A layman going over the ELDONA theses on justification by faith could have easily pointed out those sentences that fall harshly on the unwaxed ear. Who signed the Confessions - just the theologians? No - the lay leaders of the realm put their names on the documents, their lives and fortunes on the line.
The Lutheran clergy -- and their man-made synods and schools -- have failed this generation. They have control of all the structures. At least they think they do. I see hollow men aping Fuller, the Church of Rome, and ELCA - but these empty suits are in charge. They confuse princely salaries and benefits with doing a good job - while mission pastors suffer, drop out, and find themselves driven out.
Like WELS, they can discuss Biblical translations for years and decide on the NNIV without ever saying yes or no on that one barbarous creation of the Murdoch factory.
Like Missouri, they can promote and fund the Church Growth Movement (and worse) while denying it.
Like the Little Sect on the Prairie, they can strut about on Reformation and yell "Three Solas!" without meaning a word of either one. Grace alone? They offer grace to the Hindu, without faith in anything. Scripture alone? - no dog notes alone, synod says alone. Faith alone? - they settled that 150 years ago, but forgot to tell anyone until now.

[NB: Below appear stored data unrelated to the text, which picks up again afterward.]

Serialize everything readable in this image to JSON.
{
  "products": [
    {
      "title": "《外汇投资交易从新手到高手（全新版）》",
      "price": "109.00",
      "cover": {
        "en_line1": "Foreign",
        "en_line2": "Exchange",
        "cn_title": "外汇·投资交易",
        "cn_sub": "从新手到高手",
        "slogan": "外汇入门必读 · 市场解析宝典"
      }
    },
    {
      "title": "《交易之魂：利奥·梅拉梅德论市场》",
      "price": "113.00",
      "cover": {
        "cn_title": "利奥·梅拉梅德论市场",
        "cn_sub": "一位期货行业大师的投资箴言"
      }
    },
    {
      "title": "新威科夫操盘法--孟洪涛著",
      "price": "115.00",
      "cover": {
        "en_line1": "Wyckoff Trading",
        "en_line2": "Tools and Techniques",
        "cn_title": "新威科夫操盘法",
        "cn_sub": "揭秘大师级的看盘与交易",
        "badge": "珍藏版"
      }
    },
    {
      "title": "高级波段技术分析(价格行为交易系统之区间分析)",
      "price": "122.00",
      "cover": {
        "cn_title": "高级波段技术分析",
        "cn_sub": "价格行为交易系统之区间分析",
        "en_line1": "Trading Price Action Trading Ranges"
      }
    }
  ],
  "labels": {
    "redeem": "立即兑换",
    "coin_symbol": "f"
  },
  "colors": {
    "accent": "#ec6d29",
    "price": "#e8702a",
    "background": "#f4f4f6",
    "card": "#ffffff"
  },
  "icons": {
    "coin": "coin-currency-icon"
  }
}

I have no contact with this layman. Look at how clearly he writes:
http://www.intrepidlutherans.com/2013/10/exploring-hubers-doctrine-further.html#comment-form
Douglas,
A fitting conclusion to your words by focusing on Baptism. From my youth, I was taught by Lutheran pastors and teachers that the gift of Baptism is faith, and through faith, justification and forgiveness. After reading your words, I went back to the Large Catechism to reread the words regarding Baptism. Strong clear words, some of which follow ...

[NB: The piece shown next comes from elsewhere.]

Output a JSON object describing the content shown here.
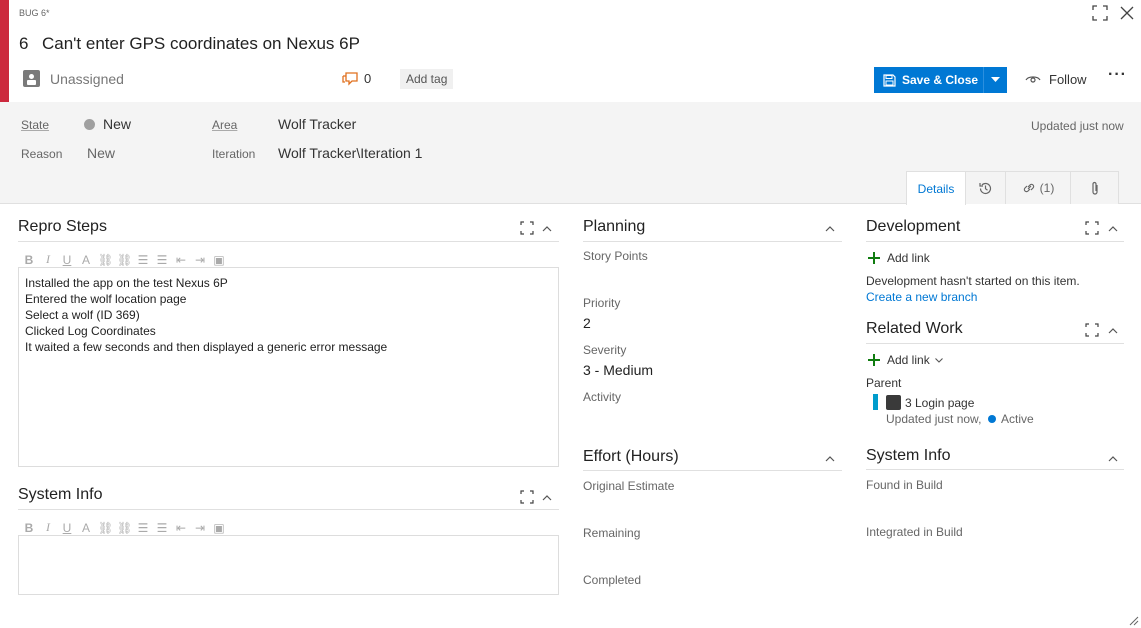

"so also I can boast that Baptism is no human trifle, but instituted by God Himself, moreover, that it is most solemnly and strictly commanded that we must be baptized or we cannot be saved"
"Therefore state it most simply thus, that the power, work, profit, fruit, and end of Baptism is this, namely, to save. For no one is baptized in order that he may become a prince, but, as the words declare, that he be saved. But to be saved. we know. is nothing else than to be delivered from sin, death, and the devil, and to enter into the kingdom of Christ, and to live with Him forever. "
"He that believeth and is baptized shall be saved. That is, faith alone makes the person worthy to receive profitably the saving, divine water."
"Thus you see plainly that there is here no work done by us, but a treasure which He gives us, and which faith apprehends; just as the Lord Jesus Christ upon the cross is not a work, but a treasure comprehended in the Word, and offered to us and received by faith."
I don't see faith being minimized in these words. I don't see faith being referred to with such words as "merely faith", as I have heard from some theologians who advocate universal justification. From these words I see faith as God's gift that is essential to our justification and our salvation.